EKSPOSKALTIM, Samarinda - Meskipun Kota Bontang telah ditetapkan sebagai Kota Industri, akan tetapi Pemerintah Kota Bontang tidak hanya fokus di sektor industri saja, namun juga terus menggali potensi bidang lain yang bisa mendorong peningkatan kesejahteraan masyarakat.
Salah satu sektor yang saat ini terus dikembangkan adalah sektor pertanian dan perikanan guna menjamin ketersediaan pangan di Kota Taman.
Sebagai bentuk keseriusan pemerintah Kota Bontang untuk menggali potensi pertanian dan kelautan di Bontang, Wakil Wali Kota Bontang Basri Rasi bersama seluruh kepala daerah Se Kaltim menandatangani MoU peningkatan potensi pertanian dan perikanan untuk ketahanan pangan nasional.
Penandatanganan MoU ini dilakukan saat pelaksanaan Rapat Koordinasi Pangan se- Kaltim Tahun 2017 disaksikan Gubernur Kaltim H Awang Faroek Ishak dan Wakilnya H Mukmin Faisal, Sekretaris Daerah Provinsi Kaltim Rusmadi, unsur Forkopimda Provinsi Kaltim, seluruh Dandim se-Kaltim di Gedung Olah Bebaya Kantor Gubernur Kaltim Selasa (28/2).

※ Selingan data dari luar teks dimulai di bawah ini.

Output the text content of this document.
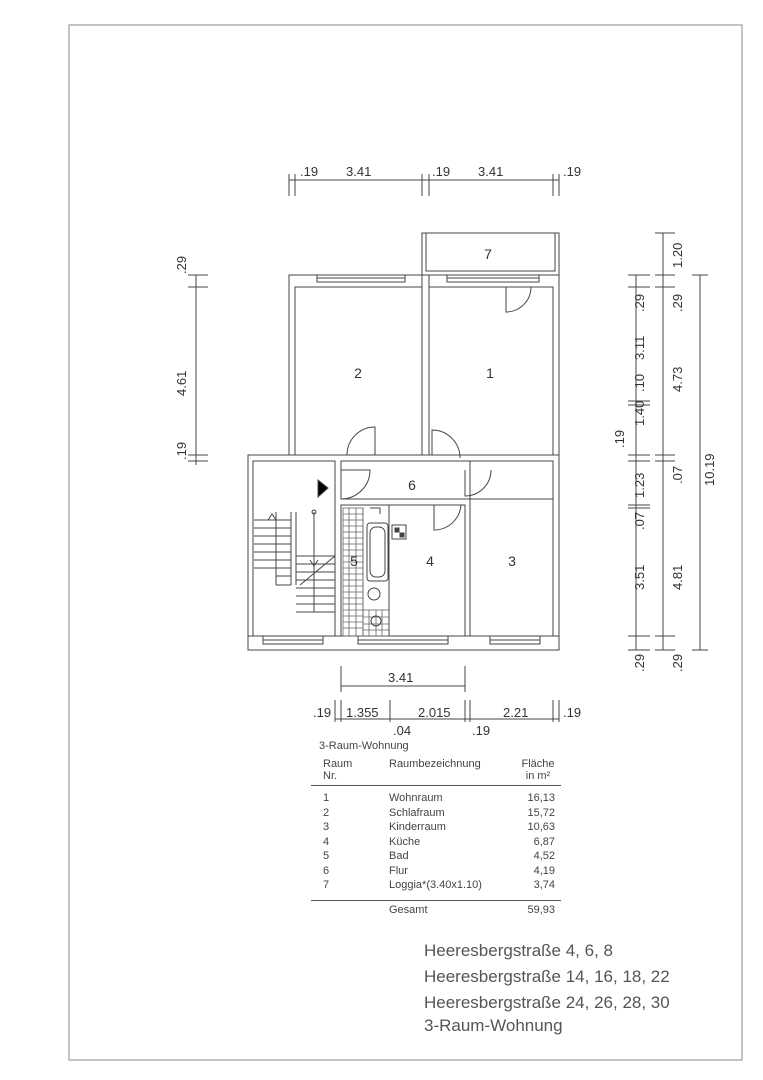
1
2
3
4
5
6
7
.19 3.41	.19 3.41	.19
.29
4.61
.19
.29
3.11
.10
1.40
.19
1.23
.07
3.51
.29
1.20
.29
4.73
.07
4.81
.29
10.19
3.41
.19 1.355	2.015	2.21	.19
.04	.19
3-Raum-Wohnung
Raum
Nr.
Raumbezeichnung	Fläche
in m²
1	Wohnraum	16,13
2	Schlafraum	15,72
3	Kinderraum	10,63
4	Küche	6,87
5	Bad	4,52
6	Flur	4,19
7	Loggia*(3.40x1.10)	3,74
Gesamt	59,93
Heeresbergstraße 4, 6, 8
Heeresbergstraße 14, 16, 18, 22
Heeresbergstraße 24, 26, 28, 30
3-Raum-Wohnung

Rakor Pangan Se Kaltim ini mendapat apresiasi khusus dari Gubernur Kaltim H Awang Faroek Ishak. Menurutnya, rakor ini bertujuan untuk menjalin sinergitas pembangunan pertanian dan perikanan untuk mewujudkan peningkatan produksi dan mutu komoditas pangan berdaya saing tinggi guna memacu ekspor.
Mengingat potensi Kaltim sangat besar untuk tampil sebagai lumbung pangan nasional. Dan salah satu program yang dilaksnakan untuk mewujudkan hal tersebut adalah merubah lahan tambang menjadi lahan pertanian, atau peternakan.
“Kondisi ketahanan pangan Kaltim saat ini fokus pada tiga hal, yakni ketersediaan dan distribusi, stabilitasi serta konsumsi. Saya yakin ini bisa terwujud dengan catatan seluruh pemangku kepentingan di setiap kabupaten dan kota bersatu padu mendorong peningkatan sektor pertanian dan perikanan. Dan yang perlu mendapat perhatian khusus adalah bagaimana mendorong kontribusi produk lokal dalam memenuhi ketersediaan pangan di Kaltim tanpa harus menerima suplai produk dari luar Kaltim. Saya yakin, hal tersebut bisa terwujud karena Kaltim memiliki sektor pertanian dan perikanan yang sangat menjanjikan,” ungkapnya.
Gubernur juga meminta seluruh kepala daerah untuk mengarahkan CSR perusahaan yang berada di wilayah masing-masing untuk menunjang pencapaian ketahanan pangan di daerah. Tidak hanya itu, Awang juga meminta secara khusus kepada PT Pupuk Kaltim agar terus konsisten mengevaluasi kebutuhan pupuk dengan mengutamakan kebutuhan pupuk di Kaltim.
Sementara Wawali Bontang Basri Rase berjanji akan menindaklanjuti hasil Rakor ini meskipun Kota Bontang dikenal sebagai kota industri akan tetapi dengan lahan yang tidak luas di mana saat ini telah dikelola oleh beberapa kelompok tani pemerintah akan terus berusaha memberikan hasil pangan untuk Kaltim khususnya untuk masyarakat Kota Bontang.
”Alhamdulillah, Kota Bontang selama ini telah andil dalam menjamin ketersediaan pangan di Kaltim khususnya sektor perikanan. Hal ini dibuktikan dengan diberikannya penghargaan kepada beberapa kelompok tani dan nelayan.
Di antaranya Bidang Perikanan Budidaya atas nama Pokdakan Satria sebagai pembudidaya rumput laut terbaik Provinsi Kaltim, Pokdakan Fantasi sebagai pembudi daya ikan kerapu terbaik dan kelompok pembudidaya perikanan sebagai pembesaran ikan lele terbaik serta unit perbenihan rakyat sebagai pembenih ikan lele terbaik dan yang paling terakhir adalah bidang pengelolaan dan pemasaran hasil perikanan atas nama Saputra Snack sebagai pengelola dan pemasaran Kripik Ikan Bawis terbaik se-Kaltim,” terangnya.